Türkiye ertesi sabah bu haberle sarsılırken, saldırı ertesi gün Ankara’da yapılması planlanan kritik bir görüşmenin de iptal edilmesine neden oldu. Başbakan Erdoğan “elini sıkmam” dediği DTP lideri Ahmet Türk’e 29 mayıs günü randevu vermişti. O randevunun iptal edilmesinin nedeninin Çukurca’daki mayın patlaması olduğunu bir süre önce bir televizyona verdiği röportajda bizzat Başbakan açıklamış “Randevu vermek için sakinleşsin diye bekledik. Tekrar bir mayın olayı ve 6 şehit. Tam bir adım atmaya karar veriyorsunuz, bombalar patlıyor” demişti. Olayla ilgili askerî kaynaklardan patlamanın PKK’lıların yol döşediği mayının uzaktan patlatılması sonucu gerçekleştiğini açıklamış hatta Genelkurmay Başkanlığı saldırı sonrasında hava kuvvetlerine bağlı uçakların Avaşin-Basyan bölgesindeki PKK kamplarını vurduğunu duyurmuştu.
Patlama ile ilgili birkaç ay sonra internete şok ses kayıtları düştü.
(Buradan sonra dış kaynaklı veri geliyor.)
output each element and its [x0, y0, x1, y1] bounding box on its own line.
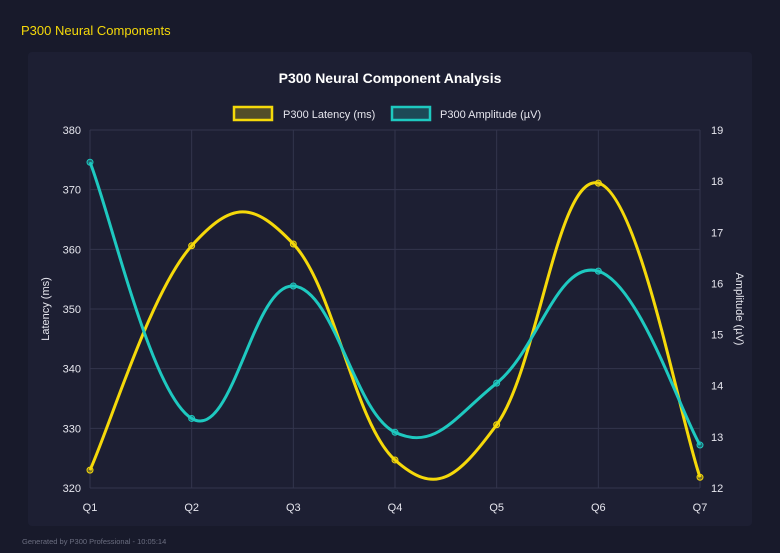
y-tick-label: 320 [63, 483, 81, 495]
data-point-0 [86, 466, 94, 474]
data-point-1 [696, 441, 704, 449]
y2-tick-label: 15 [711, 330, 723, 342]
y2-tick-label: 18 [711, 176, 723, 188]
x-tick-label: Q1 [83, 502, 98, 514]
data-point-0 [493, 421, 501, 429]
data-point-0 [188, 242, 196, 250]
series-line-0 [88, 181, 702, 481]
legend-swatch-1 [390, 105, 432, 122]
chart-panel [28, 52, 752, 526]
y2-tick-label: 14 [711, 381, 723, 393]
data-point-1 [493, 379, 501, 387]
legend-label-1: P300 Amplitude (µV) [440, 109, 541, 121]
y2-tick-label: 17 [711, 227, 723, 239]
data-point-0 [594, 179, 602, 187]
data-point-1 [188, 414, 196, 422]
y-axis-label: Latency (ms) [40, 277, 52, 341]
y-tick-label: 360 [63, 244, 81, 256]
y2-tick-label: 13 [711, 432, 723, 444]
x-tick-label: Q7 [693, 502, 708, 514]
data-point-0 [696, 473, 704, 481]
data-point-1 [391, 428, 399, 436]
x-tick-label: Q4 [388, 502, 403, 514]
page-header-title: P300 Neural Components [21, 23, 171, 38]
data-point-0 [391, 456, 399, 464]
x-tick-label: Q3 [286, 502, 301, 514]
series-line-1 [88, 161, 702, 446]
y2-tick-label: 12 [711, 483, 723, 495]
y2-axis-label: Amplitude (µV) [733, 273, 745, 346]
y-tick-label: 350 [63, 304, 81, 316]
footer-text: Generated by P300 Professional - 10:05:1… [22, 537, 167, 546]
legend-label-0: P300 Latency (ms) [283, 109, 375, 121]
data-point-1 [594, 267, 602, 275]
data-point-1 [86, 158, 94, 166]
x-tick-label: Q2 [184, 502, 199, 514]
y2-tick-label: 16 [711, 278, 723, 290]
data-point-0 [289, 240, 297, 248]
y2-tick-label: 19 [711, 125, 723, 137]
x-tick-label: Q5 [489, 502, 504, 514]
y-tick-label: 380 [63, 125, 81, 137]
y-tick-label: 340 [63, 364, 81, 376]
data-point-1 [289, 282, 297, 290]
x-tick-label: Q6 [591, 502, 606, 514]
chart-title: P300 Neural Component Analysis [279, 70, 502, 86]
y-tick-label: 330 [63, 423, 81, 435]
legend-swatch-0 [232, 105, 274, 122]
y-tick-label: 370 [63, 185, 81, 197]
Hakkâri Tümen Komutanı Tümgeneral G.K. ve Çukurca Tugay Komutanı Tuğgeneral Z.E. arasında geçtiği iddia edilen telefon konuşmalarında Z.E. 6 askerin şehit olduğu mayınlarla ilgili Hakkâri Tümen Komutanı’nı bilgilendirirken “Bu mayınlar büyük bir olasılıkla bizim” diyordu. Konuşmalarla ilgili askerî çevrelerden bugüne kadar bir yalanlama gelmedi.
İşte internete düşen bu konuşma, patlamada hayatını kaybeden piyade erlerden Deniz Demirci’nin Ankara’da yaşayan ailesini harekete geçirdi. Şehit Demirci’nin babası Halil Demirci ve annesi Raziye Demirci çocuklarının ölüm nedeninin aydınlatılması ve sorumluların cezalandırılması için Hakkâri Cumhuriyet Başsavcılığı’na suç duyurusunda bulundu.
Suç duyurusu ile ilgili Taraf’a konuşan anne Raziye Demirci “İlk günden beri bize oğlumun ölümüyle ilgili çelişkili bilgiler verdiler. Aracın içindeydi, dışındaydı, önündeydi, arkasındaydı diye farklı şeyler söylediler. Komutanların konuşmalarını öğrenince ertesi gün dilekçe yazıp Hakkâri Cumhuriyet Başsavcılığı’na suç duyurusunda bulunduk” dedi. Avukatları olmadığını söyleyen aile, şimdi Hakkari Başsavcılığı’ndaki soruşturmanın sonuçlandırılmasını bekliyor.
İşte internete düşen ‘mayınlar bizimdi’ konuşmaları
Z.E: Komutanım uzaktan komutalı değil. Maalesef
G. K: Değil mi?
Z. E: Değil komutanım. Uzaktan komutalı değil. Biliyorsunuz bunları korumak için ben burada sıkıntılı oldukları için kendim risk alarak geldim. Bizzat kendim yerleştirdim.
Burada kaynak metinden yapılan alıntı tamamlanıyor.